Ambientes obesogénicos: qué son y cómo actuar para evitar engordar
Aunque no te hayas dado cuenta, vives inmerso en un entorno que favorece la obesidad. Sin embargo, no está todo perdido, algunos cambios pueden minimizar su efecto
Es cierto que nadie nos pone una pistola en la cabeza para que llevemos una dieta desequilibrada o una vida sedentaria, pero también lo es que determinados ambientes pueden ponérnoslo muy difícil si queremos llevar unos hábitos saludables, o, dicho de otro modo, nos lo ponen demasiado fácil para desarrollar sobrepeso y obesidad.
Esta mirada al entorno a la hora de buscar una explicación a la epidemia de obesidad que recorre el mundo, se basa en la idea de la posible responsabilidad que tiene el entorno en el incremento de peso de las personas. Es lo que los expertos en nutrición llaman ambiente obesogénico.
Un contexto que “facilita comer de más, moverse de menos, dormir poco y gestionar mal el estrés”, define la doctora Cristina Petratti, médica de Familia y especialista en obesidad y nutrición, además de integrante del Grupo de Ejercicio Físico y Obesidad de SEEDO, autora del Método Petratti y divulgadora en salud.
La experta hace especial hincapié en que no se trata solo de tener fuerza de voluntad y recalca que “vivimos rodeados de estímulos que constantemente empujan hacia el consumo excesivo de alimentos ultraprocesados y hacia el sedentarismo. En este escenario, la obesidad no es una elección, sino la consecuencia previsible de un ambiente que nos lo pone difícil”.
La tormenta perfecta
El término ambiente obesogénico aglutina factores muy diversos que confluyen dando como resultado un entorno que empuja con fuerza a las personas a ganar peso.

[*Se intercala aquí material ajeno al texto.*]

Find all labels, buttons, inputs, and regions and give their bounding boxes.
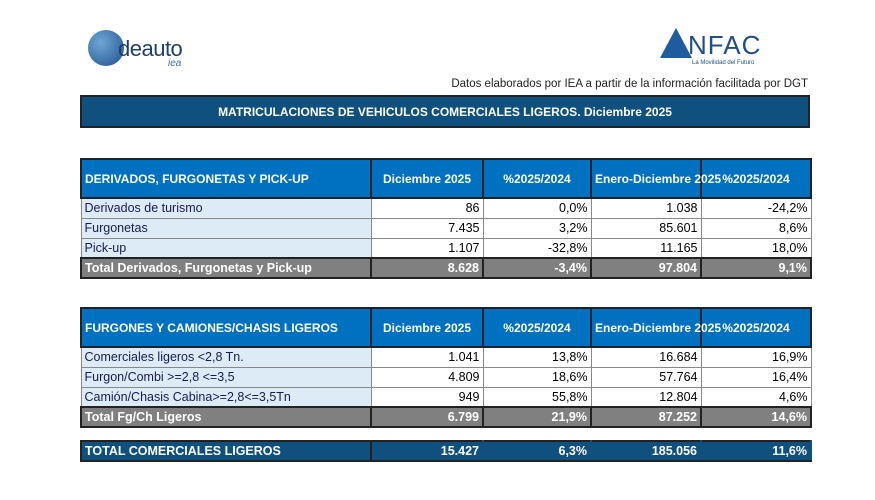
cell-value: 1.041 — [370, 346, 484, 368]
grand-total-row: TOTAL COMERCIALES LIGEROS 15.427 6,3% 185.0… — [80, 440, 812, 462]
cell-value: 11.165 — [590, 237, 702, 259]
table-row: Comerciales ligeros <2,8 Tn. 1.041 13,8% 16… — [80, 346, 812, 368]
total-label: Total Fg/Ch Ligeros — [80, 406, 372, 428]
cell-value: 0,0% — [482, 197, 592, 219]
grand-total-value: 6,3% — [482, 440, 592, 462]
row-label: Pick-up — [80, 237, 372, 259]
cell-value: 86 — [370, 197, 484, 219]
row-label: Camión/Chasis Cabina>=2,8<=3,5Tn — [80, 386, 372, 408]
cell-value: 55,8% — [482, 386, 592, 408]
row-label: Comerciales ligeros <2,8 Tn. — [80, 346, 372, 368]
column-header: Enero-Diciembre 2025 — [590, 307, 721, 348]
cell-value: 13,8% — [482, 346, 592, 368]
header-row: DERIVADOS, FURGONETAS Y PICK-UP Diciembre… — [80, 158, 812, 199]
ideauto-logo-sub: iea — [168, 58, 182, 69]
total-value: 14,6% — [700, 406, 812, 428]
cell-value: 1.107 — [370, 237, 484, 259]
column-header: Enero-Diciembre 2025 — [590, 158, 721, 199]
anfac-logo-sub: La Movilidad del Futuro — [692, 60, 755, 66]
table-derivados: DERIVADOS, FURGONETAS Y PICK-UP Diciembre… — [80, 158, 812, 279]
grand-total-value: 11,6% — [700, 440, 812, 462]
column-header: FURGONES Y CAMIONES/CHASIS LIGEROS — [80, 307, 372, 348]
column-header: Diciembre 2025 — [370, 307, 484, 348]
table-row: Derivados de turismo 86 0,0% 1.038 -24,2% — [80, 197, 812, 219]
total-value: 97.804 — [590, 257, 702, 279]
cell-value: -24,2% — [700, 197, 812, 219]
grand-total-value: 185.056 — [590, 440, 702, 462]
ideauto-logo: deauto iea — [88, 30, 208, 70]
cell-value: 57.764 — [590, 366, 702, 388]
table-row: Camión/Chasis Cabina>=2,8<=3,5Tn 949 55,8%… — [80, 386, 812, 408]
anfac-logo-text: NFAC — [688, 30, 762, 60]
table-row: Pick-up 1.107 -32,8% 11.165 18,0% — [80, 237, 812, 259]
cell-value: 949 — [370, 386, 484, 408]
column-header: Diciembre 2025 — [370, 158, 484, 199]
row-label: Derivados de turismo — [80, 197, 372, 219]
total-label: Total Derivados, Furgonetas y Pick-up — [80, 257, 372, 279]
row-label: Furgon/Combi >=2,8 <=3,5 — [80, 366, 372, 388]
cell-value: 1.038 — [590, 197, 702, 219]
table-row: Furgonetas 7.435 3,2% 85.601 8,6% — [80, 217, 812, 239]
total-value: 21,9% — [482, 406, 592, 428]
total-value: 8.628 — [370, 257, 484, 279]
column-header: %2025/2024 — [700, 158, 812, 199]
source-note: Datos elaborados por IEA a partir de la … — [451, 78, 808, 90]
cell-value: 85.601 — [590, 217, 702, 239]
cell-value: 12.804 — [590, 386, 702, 408]
column-header: DERIVADOS, FURGONETAS Y PICK-UP — [80, 158, 372, 199]
column-header: %2025/2024 — [700, 307, 812, 348]
cell-value: 4,6% — [700, 386, 812, 408]
column-header: %2025/2024 — [482, 307, 592, 348]
cell-value: 18,0% — [700, 237, 812, 259]
cell-value: 4.809 — [370, 366, 484, 388]
cell-value: 16.684 — [590, 346, 702, 368]
table-furgones: FURGONES Y CAMIONES/CHASIS LIGEROS Diciem… — [80, 307, 812, 428]
total-row: Total Derivados, Furgonetas y Pick-up 8.6… — [80, 257, 812, 279]
cell-value: -32,8% — [482, 237, 592, 259]
cell-value: 18,6% — [482, 366, 592, 388]
total-value: 6.799 — [370, 406, 484, 428]
anfac-logo: NFAC La Movilidad del Futuro — [660, 28, 780, 72]
cell-value: 7.435 — [370, 217, 484, 239]
report-title: MATRICULACIONES DE VEHICULOS COMERCIALES… — [80, 95, 810, 128]
total-row: Total Fg/Ch Ligeros 6.799 21,9% 87.252 14,6% — [80, 406, 812, 428]
header-row: FURGONES Y CAMIONES/CHASIS LIGEROS Diciem… — [80, 307, 812, 348]
cell-value: 16,9% — [700, 346, 812, 368]
cell-value: 16,4% — [700, 366, 812, 388]
total-value: 87.252 — [590, 406, 702, 428]
column-header: %2025/2024 — [482, 158, 592, 199]
table-row: Furgon/Combi >=2,8 <=3,5 4.809 18,6% 57.764… — [80, 366, 812, 388]
row-label: Furgonetas — [80, 217, 372, 239]
table-grand-total: TOTAL COMERCIALES LIGEROS 15.427 6,3% 185.0… — [80, 440, 812, 462]
grand-total-label: TOTAL COMERCIALES LIGEROS — [80, 440, 372, 462]
anfac-a-icon — [660, 28, 692, 58]
cell-value: 3,2% — [482, 217, 592, 239]
grand-total-value: 15.427 — [370, 440, 484, 462]
cell-value: 8,6% — [700, 217, 812, 239]
total-value: -3,4% — [482, 257, 592, 279]
ideauto-logo-text: deauto — [118, 36, 183, 61]
total-value: 9,1% — [700, 257, 812, 279]
ideauto-globe-icon — [88, 30, 124, 66]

Así, los investigadores de salud incluyen condiciones sociales, físicas, económicas y culturales. Entre ellas, se incluyen desde la disponibilidad y el precio de los alimentos hasta el diseño de las ciudades o el tipo de ocio que practicamos.
En la práctica, concreta la doctora, hablamos de un conjunto de factores interconectados:
Una oferta alimentaria abundante, con productos hipercalóricos, baratos y muy accesibles.
Entornos urbanos poco caminables, sin aceras adecuadas ni espacios seguros para el ejercicio.
Ritmos de vida acelerados que reducen el tiempo para cocinar, descansar y moverse.
Publicidad constante, especialmente dirigida a niños y adolescentes, que asocia comida rápida con felicidad y éxito.
Y, cada vez más, un entorno digital que fomenta el sedentarismo y la exposición continua a estímulos alimentarios.
La suma de todo esto crea un ecosistema donde resulta más sencillo ganar peso que mantenerlo estable.